To confirm that there is a defined group of products to be protected in the Spanish therapeutic arsenal known as ‘medicinal products without commercial interest’ (MPWCI) and propose the adoption of legal measures aimed at avoiding, or reducing, the lack of supply of said products.

Design

A cross-sectional study of proposed MPWCI based on a survey. The Spanish Agency of Medicines and Medical Devices (AEMPS) was asked for a list of presentations of medicines in order to identify those whose lack could have an impact on welfare.

Setting

A search on the AEMPS website and a survey conducted among 44 companies belonging to Farmaindustria has allowed for the development of a proposal list of presentations that should continue to be marketed in Spain.

Results

Products proposed as MPWCI are old (50% of them have an authorisation of more than 50 years) and are developed by active substances of chemical origin, parenterally administered much more frequently than the rest of the general market (44%vs6.6%, respectively).
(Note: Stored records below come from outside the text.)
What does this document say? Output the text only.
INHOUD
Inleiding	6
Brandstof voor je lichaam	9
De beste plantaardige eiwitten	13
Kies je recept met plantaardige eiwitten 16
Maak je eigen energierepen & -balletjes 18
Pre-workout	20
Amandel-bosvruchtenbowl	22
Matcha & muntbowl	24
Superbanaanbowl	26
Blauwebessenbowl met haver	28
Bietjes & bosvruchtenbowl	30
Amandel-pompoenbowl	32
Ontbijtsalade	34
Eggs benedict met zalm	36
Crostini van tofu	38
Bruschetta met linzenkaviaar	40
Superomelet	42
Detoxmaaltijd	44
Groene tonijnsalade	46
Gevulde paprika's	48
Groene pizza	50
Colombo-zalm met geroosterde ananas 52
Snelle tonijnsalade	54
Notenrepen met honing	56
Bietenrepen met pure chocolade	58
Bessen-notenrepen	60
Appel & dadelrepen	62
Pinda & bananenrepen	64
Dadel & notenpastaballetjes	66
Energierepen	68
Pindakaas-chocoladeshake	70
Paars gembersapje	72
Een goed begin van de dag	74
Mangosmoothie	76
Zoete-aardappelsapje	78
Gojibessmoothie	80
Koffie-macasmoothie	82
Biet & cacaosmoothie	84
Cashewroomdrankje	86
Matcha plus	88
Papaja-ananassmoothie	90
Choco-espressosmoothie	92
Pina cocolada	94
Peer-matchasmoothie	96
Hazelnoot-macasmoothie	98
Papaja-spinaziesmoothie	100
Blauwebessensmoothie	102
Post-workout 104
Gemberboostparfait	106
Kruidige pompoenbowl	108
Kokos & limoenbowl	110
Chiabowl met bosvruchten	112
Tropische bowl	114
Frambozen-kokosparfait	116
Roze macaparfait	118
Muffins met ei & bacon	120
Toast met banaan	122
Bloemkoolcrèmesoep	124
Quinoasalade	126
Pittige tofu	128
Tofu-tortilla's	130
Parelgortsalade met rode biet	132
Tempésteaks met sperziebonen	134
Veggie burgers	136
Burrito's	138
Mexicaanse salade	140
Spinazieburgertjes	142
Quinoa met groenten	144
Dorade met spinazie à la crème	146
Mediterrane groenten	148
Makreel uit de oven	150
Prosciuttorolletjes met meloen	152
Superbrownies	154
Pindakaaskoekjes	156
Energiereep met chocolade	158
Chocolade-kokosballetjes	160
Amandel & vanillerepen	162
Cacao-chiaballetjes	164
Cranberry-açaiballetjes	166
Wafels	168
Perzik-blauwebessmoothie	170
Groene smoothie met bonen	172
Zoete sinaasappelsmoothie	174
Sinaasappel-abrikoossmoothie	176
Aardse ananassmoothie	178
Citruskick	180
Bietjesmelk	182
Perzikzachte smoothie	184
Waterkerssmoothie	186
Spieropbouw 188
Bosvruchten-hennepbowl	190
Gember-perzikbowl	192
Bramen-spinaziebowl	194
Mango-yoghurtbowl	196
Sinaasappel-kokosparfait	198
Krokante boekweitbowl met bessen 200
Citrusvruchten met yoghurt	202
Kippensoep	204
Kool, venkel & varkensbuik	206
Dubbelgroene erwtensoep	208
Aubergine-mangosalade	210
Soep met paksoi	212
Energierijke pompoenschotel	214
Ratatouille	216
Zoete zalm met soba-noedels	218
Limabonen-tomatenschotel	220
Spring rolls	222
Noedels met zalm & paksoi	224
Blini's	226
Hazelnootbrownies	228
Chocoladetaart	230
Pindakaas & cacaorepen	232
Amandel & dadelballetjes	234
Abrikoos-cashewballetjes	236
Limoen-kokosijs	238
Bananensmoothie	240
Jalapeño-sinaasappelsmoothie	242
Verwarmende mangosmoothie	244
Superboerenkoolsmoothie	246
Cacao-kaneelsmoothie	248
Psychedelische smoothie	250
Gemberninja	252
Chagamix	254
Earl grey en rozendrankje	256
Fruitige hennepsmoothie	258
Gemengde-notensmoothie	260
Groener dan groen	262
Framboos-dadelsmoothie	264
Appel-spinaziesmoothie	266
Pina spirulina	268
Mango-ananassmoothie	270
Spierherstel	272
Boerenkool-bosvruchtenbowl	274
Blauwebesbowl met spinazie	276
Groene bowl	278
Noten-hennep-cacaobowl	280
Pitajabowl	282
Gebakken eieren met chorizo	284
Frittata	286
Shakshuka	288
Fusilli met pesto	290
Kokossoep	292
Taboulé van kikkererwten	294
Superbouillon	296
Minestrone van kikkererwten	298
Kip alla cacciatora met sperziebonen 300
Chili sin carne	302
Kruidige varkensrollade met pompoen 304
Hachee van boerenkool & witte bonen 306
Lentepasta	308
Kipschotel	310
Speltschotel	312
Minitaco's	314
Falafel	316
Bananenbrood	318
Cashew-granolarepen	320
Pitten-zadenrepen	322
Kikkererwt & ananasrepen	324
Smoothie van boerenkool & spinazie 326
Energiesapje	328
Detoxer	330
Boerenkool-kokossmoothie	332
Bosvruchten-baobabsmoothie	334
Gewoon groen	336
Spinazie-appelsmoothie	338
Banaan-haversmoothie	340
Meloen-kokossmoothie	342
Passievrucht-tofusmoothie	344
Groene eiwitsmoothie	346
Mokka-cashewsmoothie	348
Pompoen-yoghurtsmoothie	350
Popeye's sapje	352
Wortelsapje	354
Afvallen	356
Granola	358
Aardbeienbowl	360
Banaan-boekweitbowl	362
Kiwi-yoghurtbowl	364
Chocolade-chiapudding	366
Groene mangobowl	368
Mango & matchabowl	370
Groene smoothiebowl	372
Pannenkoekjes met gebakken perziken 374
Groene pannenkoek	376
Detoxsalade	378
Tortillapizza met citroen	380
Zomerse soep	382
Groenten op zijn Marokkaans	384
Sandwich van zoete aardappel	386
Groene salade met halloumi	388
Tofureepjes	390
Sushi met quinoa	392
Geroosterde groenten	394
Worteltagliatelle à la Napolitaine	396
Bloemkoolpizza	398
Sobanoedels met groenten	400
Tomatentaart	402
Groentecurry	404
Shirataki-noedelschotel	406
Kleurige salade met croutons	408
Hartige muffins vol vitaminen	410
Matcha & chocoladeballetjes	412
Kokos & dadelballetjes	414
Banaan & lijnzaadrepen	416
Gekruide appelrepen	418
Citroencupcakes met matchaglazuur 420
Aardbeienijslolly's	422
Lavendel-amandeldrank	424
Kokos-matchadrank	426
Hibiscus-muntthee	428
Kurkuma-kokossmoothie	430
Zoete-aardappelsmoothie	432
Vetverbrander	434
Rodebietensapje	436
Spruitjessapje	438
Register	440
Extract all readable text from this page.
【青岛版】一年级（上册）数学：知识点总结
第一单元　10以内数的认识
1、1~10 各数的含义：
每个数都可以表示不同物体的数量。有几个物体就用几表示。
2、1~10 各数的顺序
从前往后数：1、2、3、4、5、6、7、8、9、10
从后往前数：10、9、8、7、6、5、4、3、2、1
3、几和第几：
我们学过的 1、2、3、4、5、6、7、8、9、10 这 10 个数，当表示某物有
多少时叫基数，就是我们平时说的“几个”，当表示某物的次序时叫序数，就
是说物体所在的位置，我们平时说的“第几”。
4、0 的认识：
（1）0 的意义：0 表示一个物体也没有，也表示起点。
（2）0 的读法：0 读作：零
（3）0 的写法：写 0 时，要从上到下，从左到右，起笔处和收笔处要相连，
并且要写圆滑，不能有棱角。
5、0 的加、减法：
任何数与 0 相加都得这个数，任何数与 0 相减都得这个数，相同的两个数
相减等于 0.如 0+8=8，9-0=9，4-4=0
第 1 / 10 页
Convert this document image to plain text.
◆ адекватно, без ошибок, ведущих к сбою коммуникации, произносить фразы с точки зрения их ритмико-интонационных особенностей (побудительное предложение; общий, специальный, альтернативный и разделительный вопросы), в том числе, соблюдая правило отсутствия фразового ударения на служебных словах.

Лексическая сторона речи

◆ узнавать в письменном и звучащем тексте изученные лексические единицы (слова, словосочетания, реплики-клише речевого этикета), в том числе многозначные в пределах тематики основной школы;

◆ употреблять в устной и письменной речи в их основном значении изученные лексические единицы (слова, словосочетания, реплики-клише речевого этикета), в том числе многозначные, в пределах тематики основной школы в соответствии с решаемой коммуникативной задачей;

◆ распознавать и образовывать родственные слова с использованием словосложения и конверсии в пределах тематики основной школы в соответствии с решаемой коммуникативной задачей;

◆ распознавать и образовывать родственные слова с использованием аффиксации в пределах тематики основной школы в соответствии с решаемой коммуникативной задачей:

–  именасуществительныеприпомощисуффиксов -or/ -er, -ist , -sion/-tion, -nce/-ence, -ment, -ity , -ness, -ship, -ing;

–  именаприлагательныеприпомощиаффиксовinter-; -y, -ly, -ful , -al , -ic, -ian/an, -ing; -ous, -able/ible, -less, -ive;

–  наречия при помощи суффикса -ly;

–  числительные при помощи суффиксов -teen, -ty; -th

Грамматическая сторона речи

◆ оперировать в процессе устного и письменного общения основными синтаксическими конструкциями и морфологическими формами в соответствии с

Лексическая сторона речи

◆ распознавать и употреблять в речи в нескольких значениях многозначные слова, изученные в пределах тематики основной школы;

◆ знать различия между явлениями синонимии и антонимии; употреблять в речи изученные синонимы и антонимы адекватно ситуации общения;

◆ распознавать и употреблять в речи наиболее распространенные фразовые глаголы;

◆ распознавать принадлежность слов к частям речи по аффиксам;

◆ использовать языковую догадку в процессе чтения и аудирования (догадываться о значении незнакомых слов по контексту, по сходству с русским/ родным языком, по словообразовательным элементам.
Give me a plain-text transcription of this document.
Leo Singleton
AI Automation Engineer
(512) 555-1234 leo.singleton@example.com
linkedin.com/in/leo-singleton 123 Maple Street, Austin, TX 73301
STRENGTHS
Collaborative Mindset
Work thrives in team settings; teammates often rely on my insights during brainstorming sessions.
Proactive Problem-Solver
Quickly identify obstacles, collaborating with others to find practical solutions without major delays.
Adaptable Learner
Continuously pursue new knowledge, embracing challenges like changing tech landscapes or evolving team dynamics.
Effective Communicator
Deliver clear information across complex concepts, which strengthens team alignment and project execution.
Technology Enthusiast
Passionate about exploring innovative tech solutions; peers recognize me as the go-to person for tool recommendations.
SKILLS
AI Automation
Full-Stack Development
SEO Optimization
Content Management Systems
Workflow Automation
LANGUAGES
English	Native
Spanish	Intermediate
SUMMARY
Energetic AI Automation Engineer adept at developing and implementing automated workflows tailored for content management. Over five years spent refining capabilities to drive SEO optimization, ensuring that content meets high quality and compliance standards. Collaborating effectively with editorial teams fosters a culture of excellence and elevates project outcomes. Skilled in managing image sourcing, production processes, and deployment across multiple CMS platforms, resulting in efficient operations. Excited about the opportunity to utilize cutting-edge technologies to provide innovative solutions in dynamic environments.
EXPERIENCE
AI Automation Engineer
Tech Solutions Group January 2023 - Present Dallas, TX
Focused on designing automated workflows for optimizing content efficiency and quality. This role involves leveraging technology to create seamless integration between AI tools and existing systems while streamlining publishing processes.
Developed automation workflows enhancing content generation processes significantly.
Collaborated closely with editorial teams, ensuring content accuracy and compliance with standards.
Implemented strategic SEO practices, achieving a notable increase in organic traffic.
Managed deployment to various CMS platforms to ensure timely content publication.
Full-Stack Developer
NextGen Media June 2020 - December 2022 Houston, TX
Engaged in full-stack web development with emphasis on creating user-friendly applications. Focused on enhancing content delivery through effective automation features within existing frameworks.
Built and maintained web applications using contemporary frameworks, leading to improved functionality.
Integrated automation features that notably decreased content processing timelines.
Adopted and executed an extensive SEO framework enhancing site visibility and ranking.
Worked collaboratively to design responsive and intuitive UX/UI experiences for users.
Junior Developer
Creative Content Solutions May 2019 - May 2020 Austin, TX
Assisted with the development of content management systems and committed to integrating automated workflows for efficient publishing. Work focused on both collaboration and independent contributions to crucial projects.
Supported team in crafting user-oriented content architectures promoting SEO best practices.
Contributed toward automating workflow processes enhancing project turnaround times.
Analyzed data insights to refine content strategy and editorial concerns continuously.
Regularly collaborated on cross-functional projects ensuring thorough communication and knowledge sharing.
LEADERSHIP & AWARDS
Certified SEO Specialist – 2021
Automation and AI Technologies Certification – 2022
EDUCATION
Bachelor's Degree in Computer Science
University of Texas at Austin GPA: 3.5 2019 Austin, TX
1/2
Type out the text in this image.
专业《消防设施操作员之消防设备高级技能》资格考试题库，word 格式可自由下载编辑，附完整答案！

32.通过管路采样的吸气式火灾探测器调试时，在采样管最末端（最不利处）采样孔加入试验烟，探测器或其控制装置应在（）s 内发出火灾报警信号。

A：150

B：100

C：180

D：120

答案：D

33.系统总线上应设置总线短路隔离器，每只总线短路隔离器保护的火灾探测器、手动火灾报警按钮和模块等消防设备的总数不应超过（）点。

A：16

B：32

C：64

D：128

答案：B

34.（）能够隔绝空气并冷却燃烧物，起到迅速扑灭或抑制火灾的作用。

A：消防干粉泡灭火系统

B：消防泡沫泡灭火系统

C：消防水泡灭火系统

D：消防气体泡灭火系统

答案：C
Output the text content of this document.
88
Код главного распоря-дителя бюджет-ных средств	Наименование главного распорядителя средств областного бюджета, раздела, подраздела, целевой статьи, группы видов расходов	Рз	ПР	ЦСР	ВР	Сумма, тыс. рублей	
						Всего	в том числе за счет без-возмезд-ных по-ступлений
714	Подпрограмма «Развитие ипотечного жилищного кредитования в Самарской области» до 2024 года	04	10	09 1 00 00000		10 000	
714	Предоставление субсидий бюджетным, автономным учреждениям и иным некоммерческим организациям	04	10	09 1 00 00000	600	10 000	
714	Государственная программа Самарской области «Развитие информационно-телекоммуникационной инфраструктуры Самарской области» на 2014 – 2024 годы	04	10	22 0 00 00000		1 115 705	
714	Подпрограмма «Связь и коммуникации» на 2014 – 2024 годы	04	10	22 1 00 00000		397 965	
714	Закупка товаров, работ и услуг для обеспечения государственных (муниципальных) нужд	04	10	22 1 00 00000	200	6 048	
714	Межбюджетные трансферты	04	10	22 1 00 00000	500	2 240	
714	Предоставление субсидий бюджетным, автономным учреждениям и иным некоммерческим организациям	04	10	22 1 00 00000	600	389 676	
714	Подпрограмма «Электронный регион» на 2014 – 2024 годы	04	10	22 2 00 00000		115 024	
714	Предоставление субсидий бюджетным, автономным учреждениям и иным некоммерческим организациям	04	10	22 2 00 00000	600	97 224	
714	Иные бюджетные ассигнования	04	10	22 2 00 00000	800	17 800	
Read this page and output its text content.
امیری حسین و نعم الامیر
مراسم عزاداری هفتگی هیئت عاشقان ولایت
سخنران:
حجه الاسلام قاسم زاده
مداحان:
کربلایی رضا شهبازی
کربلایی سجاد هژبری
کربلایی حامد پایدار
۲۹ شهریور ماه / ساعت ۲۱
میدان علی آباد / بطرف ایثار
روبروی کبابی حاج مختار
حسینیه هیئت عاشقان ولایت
Unlike oral forms, injectable forms require adequate manufacturing facilities to guarantee the quality and sterility of the product, which naturally increases the cost of the product whose price is low or obsolete. The company experts have not valued the current price revisions as a sufficient enough mechanism to change the consideration of these medicines with respect to the interest on the part of some Marketing Authorisation Holders to maintain their commercialisation.

Conclusions

As shown in the results, an upward revision of prices is necessary to contribute to the permanence of these presentations in the market, although some experts do not consider the current price revisions satisfactory enough to maintain these presentations in the market. Therefore, a specific regulation seems necessary to ensure the continuity on the market of these proposed products.